A participação do Secretário de Cultura do Estado de São Paulo, José Luiz Penna; vereador Toninho Véspoli, líder do Psol e Representante da Câmara Municipal de São Paulo; Secretário de Governo da Prefeitura da Itapecerica da Serra, advogado Cláudio Silvestre Júnior; Secretaria de Assuntos Jurídicos da Prefeitura de Itapecerica, Melissa Hee Terra do Amaral deu um sentido de força do ILABANTU, movimento de fortalecimento político institucional que surge a partir das inúmeras discussões dentro do projeto Conversa de Terreiro que nasceu no Nzo Tumbansi há quase uma década.
Presente ao Seminário, o deputado federal Vicentinho (PT-SP), sugeriu que irá apresentar na Câmara dos Deputados proposta de instituição do Dia Nacional da Tradição e Cultura Bantu. O parlamentar sugeriu que a proposta pudesse ser levada a apreciação das lideranças de povos e comunidades tradicionais de matriz africana bantu presentes ao evento, Tata Katuvanjesi fez o encaminhamento da propositura, os presentes, por unanimidade acolheram a sugestão do Tata Munguaxi, patriarca do Terreiro do Bate Folha no sentido de que a Data de 13 de outubro como Dia Nacional de Celebração da Tradição e Cultura Bantu.
A comunidade acadêmica intelectual foi representada no evento pela reitora da Universidade Federal de São Paulo, Soraya Soubhi Smaili, que acompanhada da professora doutora Raiane Patricia Severino Assumpção, Pró-Reitora de Extensão e Cultura, além de professores Deivison Nkosi, Renata Gonçalves, Patricia Cerqueira dos Santos entre outros. O Seminário, considerado um ineditismo pelos presentes, contou com a participação de inúmeras lideranças de povos e comunidades tradicionais de matriz africana, além da presença do ator Angolano Celso Roberto eternizado no Brasil por Kiluanji, por ter vivido o personagem na novela Windeck, exibida pela TV Brasil e do dançarino e coreografo Carlinhos de Jesus.

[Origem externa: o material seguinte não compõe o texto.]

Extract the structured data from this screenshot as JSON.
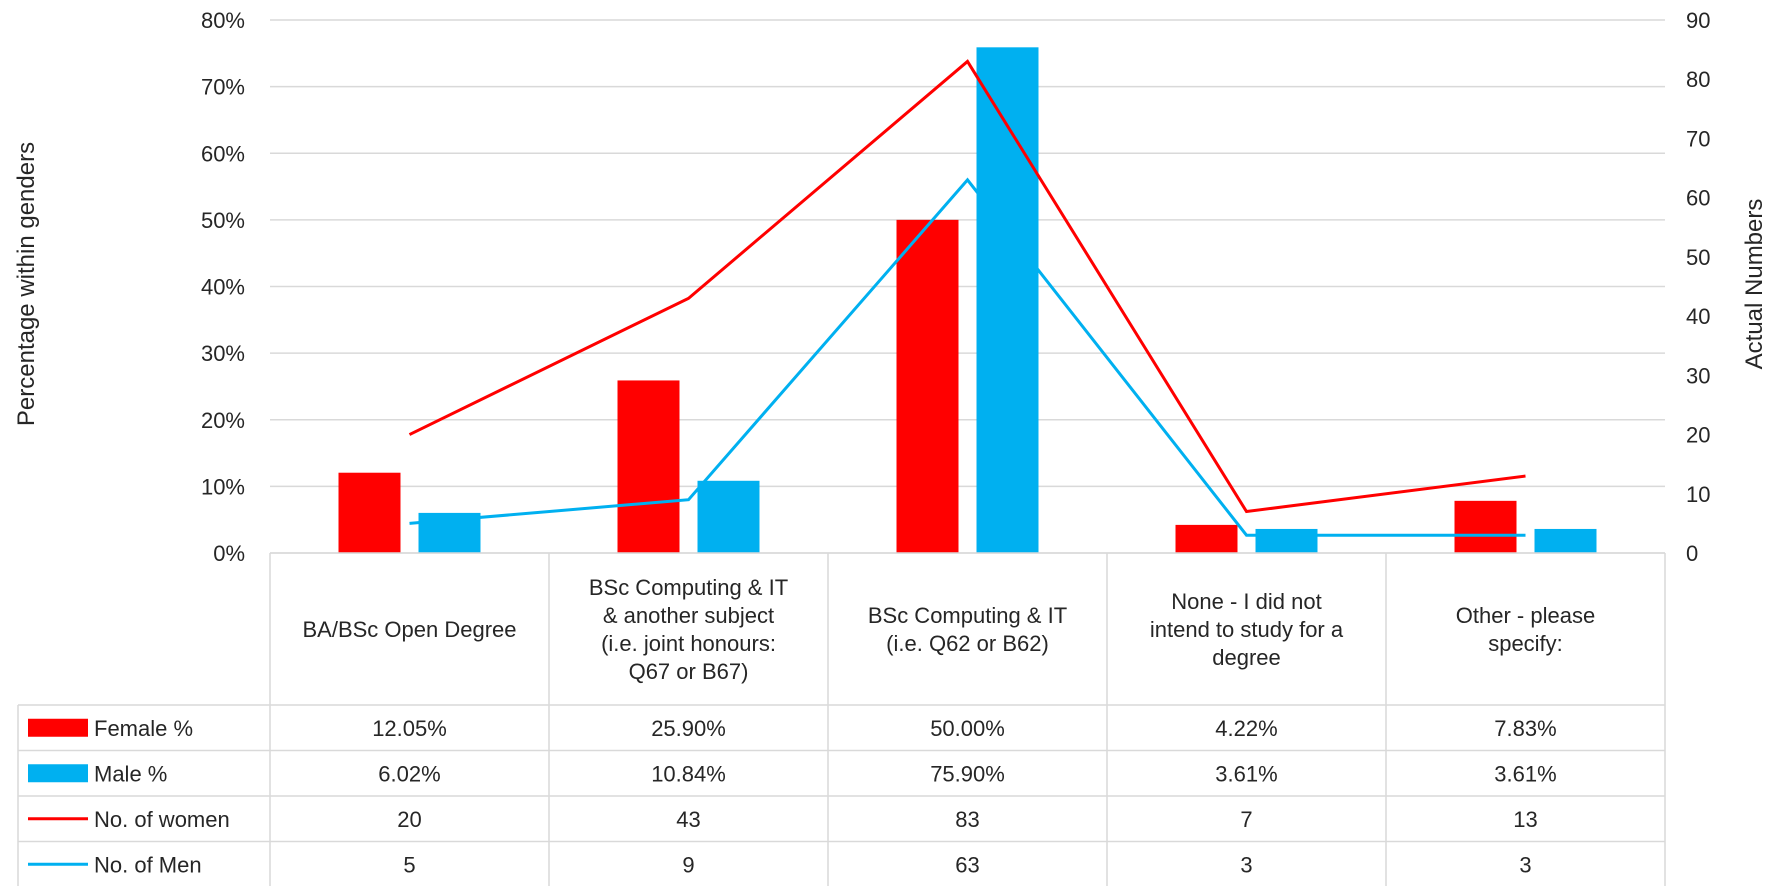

No último dia, sexta-feira (13 de outubro), foi a vez da presença do alto representante do Governo de Angola no Brasil, o embaixador Nelson Manuel Cosme, que falou aos presentes fazendo alusão a cidade de Mbanza Kongo que recentemente foi reconhecida como patrimônio da humanidade pela Unesco-ONU. Em seguida, o antropólogo Pedro Neto, membro do ILABANTU, moderou a exibição e lançamento do documentário Kaitumba: A Lavagem das Escadas da Catedral de Campinas, que retrata a trajetória de duas lideranças, Mãe Dango e Mãe Corajacy.
Ao final do seminário foram homenageadas as autoridades presentes, as quais com muita ênfase reafirmaram seus compromissos para com o destino das Comunidades Tradicionais de Terreiro. Tata Katuvanjesi deu posse as Coordenadoras do ILABANTU na Bahia e Espirito Santo, respectivamente Makota Patricia Pinheiro, de Nkosi e Mam`etu Nkisi Luangoiasi, professora Anajete Coelho Pinto.